Opinion
No. 04 C 3287
May 26, 2004
MEMORANDUM OPINION AND ORDER
In our Memorandum Opinion and Order, dated May 13, 2004, we denied plaintiff Lois Jones' motion to proceed in forma pauperis and dismissed her complaint against Cook County Probate Judge Miriam Harrison. Though we could not determine whether plaintiff was financially eligible to proceed in forma pauperis due to her incomplete financial affidavit, we proceeded to analyze the merits of her claims to determine whether they were frivolous, malicious, failed to state a claim, or were brought against a defendant immune from relief. We found that defendant was immune from suit and therefore dismissed the complaint
Plaintiff now brings a motion to reconsider. A party can bring a motion to reconsider in order to correct errors of law or fact or present newly discovered evidence. See Bordelon v. Chicago School Reform Board of Trustees, 233 F.3d 524, 529 (7th Cir. 2000) (citing LB Credit Corp. v. Resolution Trust Corp., 49 F.3d 1263 (7th Cir. 1995)). Plaintiff does none of these. Rather, she clarifies her complaint and provides information omitted from her financial affidavit. As we do not hold pro se pleadings to the same stringent standards as those applied to pleadings drafted by lawyers, we will analyze the merits of Plaintiff's argument in her motion to reconsider, despite its failings.
We suggested in our prior opinion that plaintiff could easily cure the defects in her original financial affidavit by supplying the missing information. She has now done so. In her motion to reconsider plaintiff confirms that she has no assets, she is currently receiving no income from work or social security and no one in her household has made more than $200 in the past year. Yet, proof of financial eligibility was not the basis for our denial of plaintiff's in forma pauperis motion. The motion was denied due to defendant's immunity from suit. Thus, financial eligibility alone does not justify a reversal of our prior holding, plaintiff must have a non-frivolous claim against a defendant who is not immune from suit.

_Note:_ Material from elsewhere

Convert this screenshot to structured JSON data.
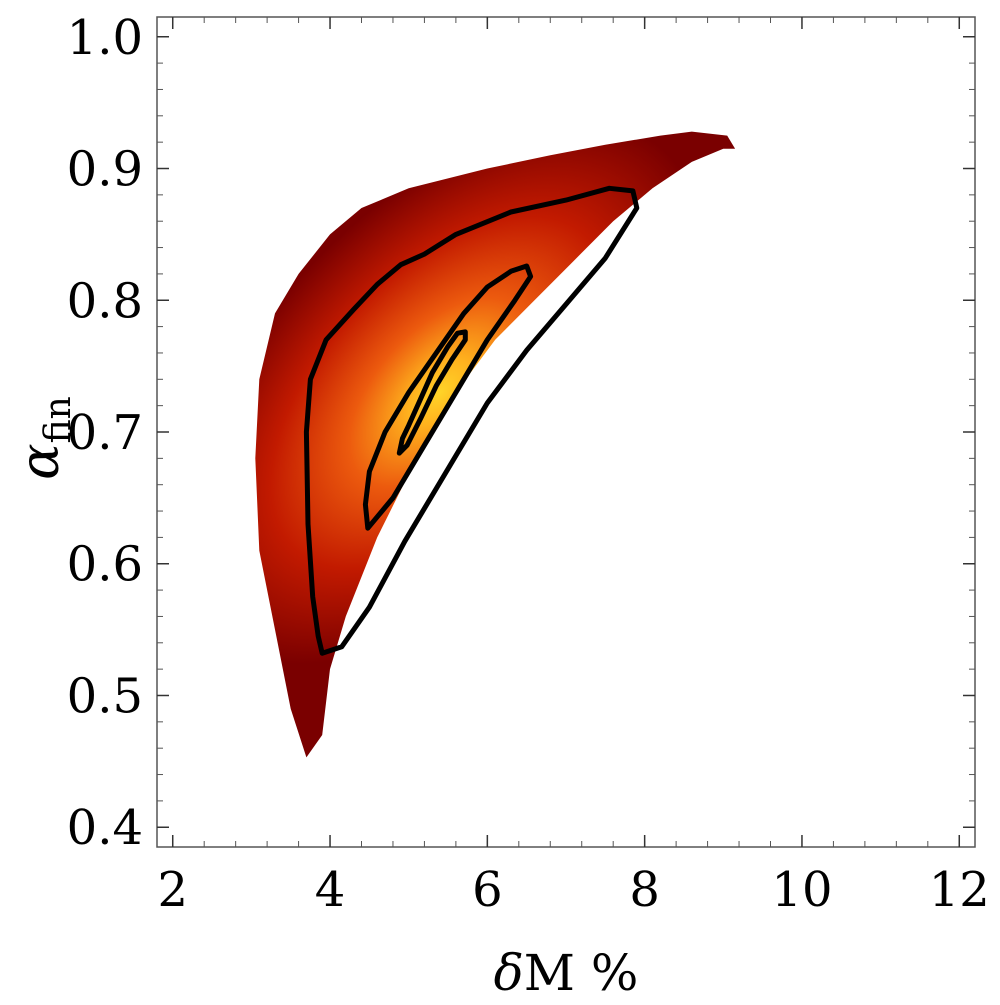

Plaintiff acknowledges that defendant has absolute immunity from all decisions made by her as a judge, even though they may have caused "pain, suffering and in this case even death." Though this immunity frees defendant from suit for actions taken within her jurisdiction and judicial capacity, see Rothman v. City of Chicago, 2003 WL 21148180 at *12 (N.D.Ill. 2003), plaintiff maintains that it does not free defendant from liability for the claim of slander. Plaintiff states in her motion to reconsider that defendant slandered her "to a woman several Days [sic] after she abruptly transferred the probate case and not in open court." In her complaint plaintiff identified the woman as the guardian ad litem appointed for plaintiff's father by the judge to whom her case was transferred. Thus, unlike in her complaint, plaintiff clearly asserts that defendant made these allegedly slanderous statements outside the courtroom, after she no longer had jurisdiction over plaintiff's case. Based on plaintiff's allegations, defendant might not be entitled to the absolute immunity accorded to certain judicial actions.
Yet, defendant is still immune from suit for slander. Absolute privilege related to judciail proceedings covers "formal pleadings, in-court communications and `any communication pertinent to pending litigation.'" Barakat v. Matz, 648 N.E.2d 1033 (1 Dist. 1995) (quotingMcCutcheon v. Moran, 99 Ill. App.3d 421, 425, 425 N.E.2d 1130 (1981). This privilege extends to statements made to administrative agencies that act in a quasi-judicial capacity and applies to "actions necessarily preliminary to judicial or quasi-judicial proceedings." Parrillo, Weiss Moss v. Cahion, 181 Ill. App.3d 920, 928, 537 N.E.2d 851 (1989). According to plaintiff's allegations, at the time defendant made her slanderous statements plaintiff had a case pending before another judge that involved her father's medical treatment. That judge appointed Ellen Douglass, as the guardian ad litem for plaintiff's father. As we pointed out in our prior memorandum order and opinion, the role of the guardian ad litem has been described as an arm of the court. See Collins v. Tabet, 111 N.M. 391, 806 P.2d 40, 44 (N.M. 1991). Plaintiff states that the guardian's task was to "investigate" the matter. Defendant's alleged slanderous statements were made to the guardian while litigation was pending. Plaintiff's alleged harm was interference with her "rights to see, be with, and be dedicated to her father," which suggests that the pending matter resulted in a court action inhibiting plaintiff's access to her father. These facts supported a finding that defendant was entitled to judicial immunity before plaintiff alleged that defendant's comments took place out of the courtroom and after the case was transferred. Now, given the clarifications in the motion to reconsider, plaintiff's allegations still support a finding that defendant is entitled to absolute immunity because her comments were addressed to a court-appointed investigator involved in a pending proceeding.
CONCLUSION
For the foregoing reasons, we deny plaintiff's motion to reconsider.